Entscheidungsstichwort (Thema)
Zur Pflicht des gerichtlichen Bausachverständigen, zum Zwecke der Gutachtenerstellung eine Bauteilöffnung vorzunehmen.
Leitsatz (amtlich)
Grundsätzlich ist das Gericht nicht befugt, einen Bausachverständigen gemäß § 404a Abs. 1 ZPO zu einer Bauteilöffnung zu verpflichten. Ob das im Einzelfall anders beurteilt werden kann, hängt vom Ergebnis einer Interessenabwägung ab.
Normenkette
ZPO §§ 404a, 407
Verfahrensgang
LG Hannover (Urteil vom 28.06.2018; Aktenzeichen 6 O 64/14) |
Nachgehend
Tenor
Die Berufung der Klägerin gegen das am 28. Juni 2018 verkündete Teilanerkenntnis- und Endurteil der 6. Zivilkammer des Landgerichts Hannover wird zurückgewiesen.
Die Kosten des Berufungsverfahrens trägt die Klägerin.
Dieses Urteil und das Urteil des Landgerichts sind vorläufig vollstreckbar. Die Klägerin kann die Vollstreckung der Beklagten gegen Sicherheitsleistung in Höhe von 110 % des insgesamt vollstreckbaren Betrags abwenden, wenn nicht die Beklagte vor der Vollstreckung Sicherheit in Höhe von 110 % des jeweils zu vollstreckenden Betrags leistet.
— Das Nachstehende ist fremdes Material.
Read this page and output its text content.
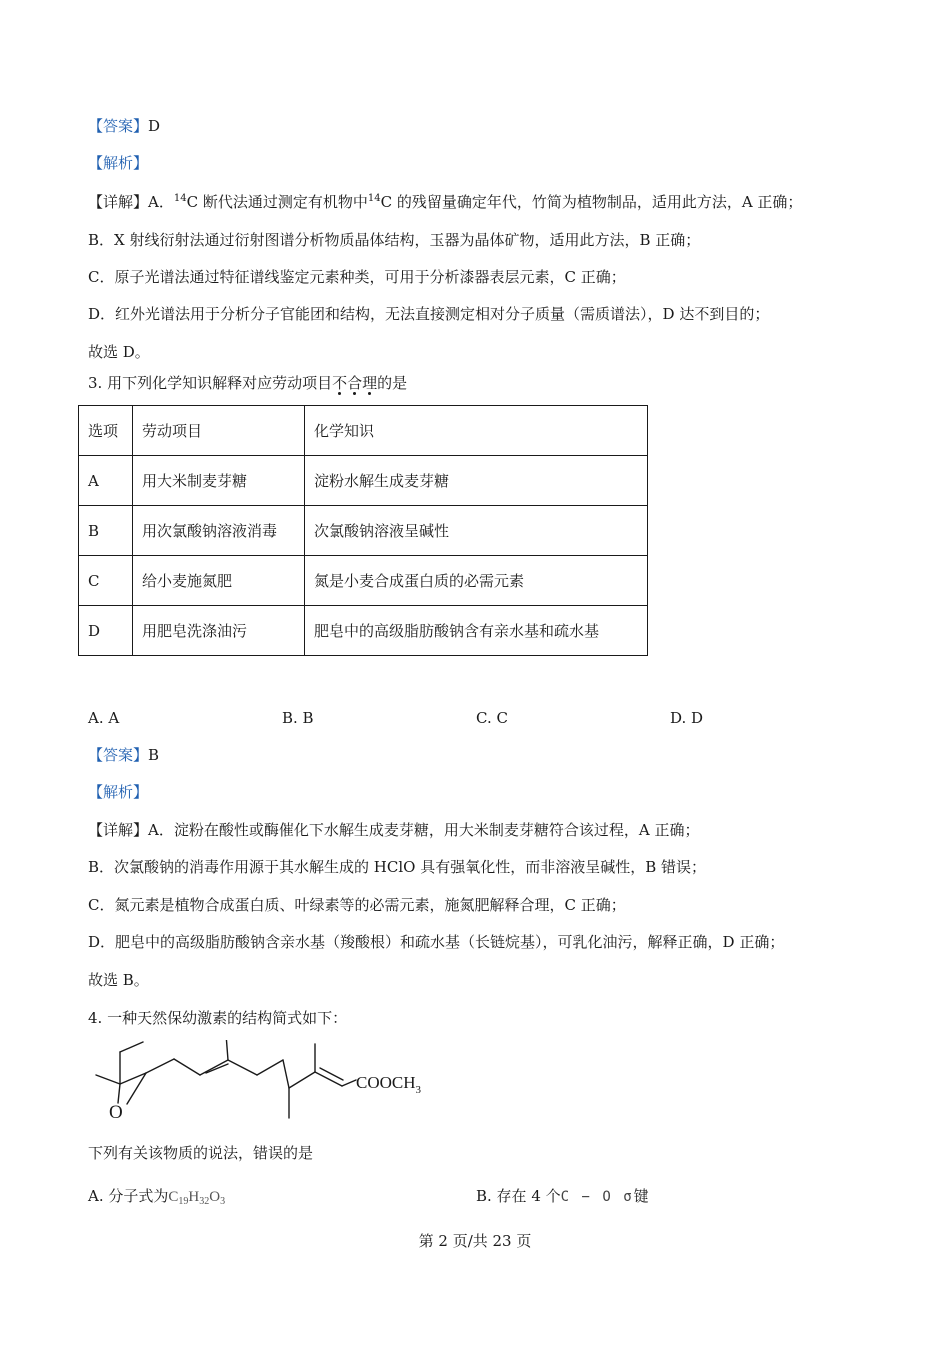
【答案】D
【解析】
【详解】A．$^{14}$C 断代法通过测定有机物中$^{14}$C 的残留量确定年代，竹简为植物制品，适用此方法，A 正确；
B．X 射线衍射法通过衍射图谱分析物质晶体结构，玉器为晶体矿物，适用此方法，B 正确；
C．原子光谱法通过特征谱线鉴定元素种类，可用于分析漆器表层元素，C 正确；
D．红外光谱法用于分析分子官能团和结构，无法直接测定相对分子质量（需质谱法），D 达不到目的；
故选 D。
3. 用下列化学知识解释对应劳动项目不
合
理
的是
选项	劳动项目	化学知识
A	用大米制麦芽糖	淀粉水解生成麦芽糖
B	用次氯酸钠溶液消毒	次氯酸钠溶液呈碱性
C	给小麦施氮肥	氮是小麦合成蛋白质的必需元素
D	用肥皂洗涤油污	肥皂中的高级脂肪酸钠含有亲水基和疏水基
A. A	B. B	C. C	D. D
【答案】B
【解析】
【详解】A．淀粉在酸性或酶催化下水解生成麦芽糖，用大米制麦芽糖符合该过程，A 正确；
B．次氯酸钠的消毒作用源于其水解生成的 HClO 具有强氧化性，而非溶液呈碱性，B 错误；
C．氮元素是植物合成蛋白质、叶绿素等的必需元素，施氮肥解释合理，C 正确；
D．肥皂中的高级脂肪酸钠含亲水基（羧酸根）和疏水基（长链烷基），可乳化油污，解释正确，D 正确；
故选 B。
4. 一种天然保幼激素的结构简式如下：
O
$COOCH_3$
下列有关该物质的说法，错误的是
A. 分子式为$C_{19}H_{32}O_3$	B. 存在 4 个C − O σ键
第 2 页/共 23 页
Die Revision wird zugelassen, soweit der Senat eine Verpflichtung der Bausachverständigen zur Bauteilöffnung verneint hat.
Der Streitwert wird für das Berufungsverfahren auf bis zu 320.000,00 EUR festgesetzt.
Gründe
I. Die Klägerin begehrt Versicherungsleistungen im Zusammenhang mit einem Gebäudeschaden.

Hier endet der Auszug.